Bed time was welcomed. 

Slade was up early the next day concerned about Senora della Cruz’s comfort in the wagon.  He went out to attach one of the larger boxes to the wagon bed.  By the simple expedient of screwing cleats to both sides and securing them to the bottom of the wagon bed, he fastened it to one side in the back.  He padded it well with one of the blankets they had used for their overnight camps.  The senora could hold to the side of the wagon for support if necessary and she could sit facing forward, sideways or backward.  There was room between the box and the tailgate for her feet or a box of food supplies.  The remainder of the wagon, with plenty of space left over, would hold new supplies and the things Ortega Garcia had recommended they buy. 

Because they planned to go back to Flat Rock as soon as they left Los Llanos   Ellen had suggested that when the buy supplies for Flat Rock they buy presents for Joseph and his family.  That way there would be no time wasted when they were ready to return. Everything was chosen and paid for in advance.

 Although she had tried to provide clothes for them, they were wearing hand me downs from Raven’s people, re-cut dresses of Madeline’s and coats cut from a blanket.  She wanted them to have a couple new things—especially in the face of the coming winter. While Slade was buying their supplies, Ellen looked over the clothes for sale in the store.  She chose two warm flannel shirts for Slim Man.  A heavy denim jacket lined with wool for Joseph and a pretty shirtwaist for One Who Laughs.  They would make a quick stop at Mrs. Coulter’s on the way out of town to order two skirts for her, too.   When they were ready to go home the new things could go with them.

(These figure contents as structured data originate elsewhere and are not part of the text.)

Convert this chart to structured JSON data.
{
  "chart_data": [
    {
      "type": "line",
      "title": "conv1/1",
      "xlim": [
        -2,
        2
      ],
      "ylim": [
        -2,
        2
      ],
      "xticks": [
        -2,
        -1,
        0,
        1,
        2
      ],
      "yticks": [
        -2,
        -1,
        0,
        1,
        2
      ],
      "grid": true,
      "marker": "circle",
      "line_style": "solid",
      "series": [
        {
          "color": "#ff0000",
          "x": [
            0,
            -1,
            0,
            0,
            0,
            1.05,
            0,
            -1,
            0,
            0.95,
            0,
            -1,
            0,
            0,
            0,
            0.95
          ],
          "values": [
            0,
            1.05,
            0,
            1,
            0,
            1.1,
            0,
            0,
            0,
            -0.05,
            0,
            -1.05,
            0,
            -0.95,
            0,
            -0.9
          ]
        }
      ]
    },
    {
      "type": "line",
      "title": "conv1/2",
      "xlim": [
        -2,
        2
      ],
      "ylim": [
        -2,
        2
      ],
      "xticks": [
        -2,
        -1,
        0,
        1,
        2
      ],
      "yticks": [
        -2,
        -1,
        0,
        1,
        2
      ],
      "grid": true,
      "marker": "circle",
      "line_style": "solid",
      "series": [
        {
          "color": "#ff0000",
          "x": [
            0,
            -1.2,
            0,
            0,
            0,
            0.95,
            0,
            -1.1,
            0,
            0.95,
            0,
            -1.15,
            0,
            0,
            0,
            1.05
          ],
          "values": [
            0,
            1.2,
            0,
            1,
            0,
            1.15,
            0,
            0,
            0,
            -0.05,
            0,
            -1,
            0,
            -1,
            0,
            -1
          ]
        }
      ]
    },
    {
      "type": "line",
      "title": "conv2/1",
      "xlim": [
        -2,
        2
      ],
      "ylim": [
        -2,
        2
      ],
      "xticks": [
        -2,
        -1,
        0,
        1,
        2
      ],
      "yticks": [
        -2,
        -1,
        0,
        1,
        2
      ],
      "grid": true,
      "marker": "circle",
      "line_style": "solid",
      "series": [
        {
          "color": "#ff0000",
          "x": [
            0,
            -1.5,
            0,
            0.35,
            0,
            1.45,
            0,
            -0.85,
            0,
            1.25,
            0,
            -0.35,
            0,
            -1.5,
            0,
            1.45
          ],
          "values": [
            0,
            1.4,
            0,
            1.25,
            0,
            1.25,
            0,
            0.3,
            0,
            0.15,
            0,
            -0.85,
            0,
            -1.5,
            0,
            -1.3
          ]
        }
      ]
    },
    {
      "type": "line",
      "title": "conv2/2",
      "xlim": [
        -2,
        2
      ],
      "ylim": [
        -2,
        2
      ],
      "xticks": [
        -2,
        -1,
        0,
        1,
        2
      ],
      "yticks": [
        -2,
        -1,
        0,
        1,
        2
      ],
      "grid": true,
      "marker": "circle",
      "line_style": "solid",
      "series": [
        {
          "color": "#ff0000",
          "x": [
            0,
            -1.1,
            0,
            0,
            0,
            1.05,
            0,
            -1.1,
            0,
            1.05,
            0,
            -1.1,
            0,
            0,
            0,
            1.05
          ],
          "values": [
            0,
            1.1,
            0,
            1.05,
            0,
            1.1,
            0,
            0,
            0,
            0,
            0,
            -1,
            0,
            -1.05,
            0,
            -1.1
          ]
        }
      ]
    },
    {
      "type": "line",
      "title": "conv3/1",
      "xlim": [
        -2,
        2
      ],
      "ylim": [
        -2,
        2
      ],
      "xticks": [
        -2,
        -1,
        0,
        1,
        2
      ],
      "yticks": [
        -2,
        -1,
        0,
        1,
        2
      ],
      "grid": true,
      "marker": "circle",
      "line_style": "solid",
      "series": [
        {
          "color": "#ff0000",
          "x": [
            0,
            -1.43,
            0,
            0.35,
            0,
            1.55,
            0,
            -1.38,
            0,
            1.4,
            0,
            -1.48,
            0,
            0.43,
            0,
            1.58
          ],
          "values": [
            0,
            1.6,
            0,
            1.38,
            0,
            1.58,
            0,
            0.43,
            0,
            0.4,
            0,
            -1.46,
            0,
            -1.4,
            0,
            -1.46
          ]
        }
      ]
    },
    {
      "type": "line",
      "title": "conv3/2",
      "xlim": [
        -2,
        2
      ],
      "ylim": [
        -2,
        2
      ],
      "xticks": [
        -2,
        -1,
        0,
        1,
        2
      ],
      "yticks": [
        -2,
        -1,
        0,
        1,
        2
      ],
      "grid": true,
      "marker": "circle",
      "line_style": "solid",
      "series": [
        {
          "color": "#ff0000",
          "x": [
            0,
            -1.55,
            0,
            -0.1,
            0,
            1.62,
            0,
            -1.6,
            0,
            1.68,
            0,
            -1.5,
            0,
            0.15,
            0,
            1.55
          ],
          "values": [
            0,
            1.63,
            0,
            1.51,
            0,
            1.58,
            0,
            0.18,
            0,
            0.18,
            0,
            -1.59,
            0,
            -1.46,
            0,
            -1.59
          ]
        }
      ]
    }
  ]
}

When the supplies for the ranch had been packed, Ellen thought perhaps they should purchase an additional set of bedding for the Senora, since it was reasonable to believe she wouldn’t bring any with her.  It also occurred to her that writing paper and a couple pen nibs and ink would be handy since they might be leaving written instructions and a letter such as the one they left with Joseph authorizing Santos’ actions.

Finally they were finished.  Slade motioned Raven into the back of the wagon and they drove away from the store.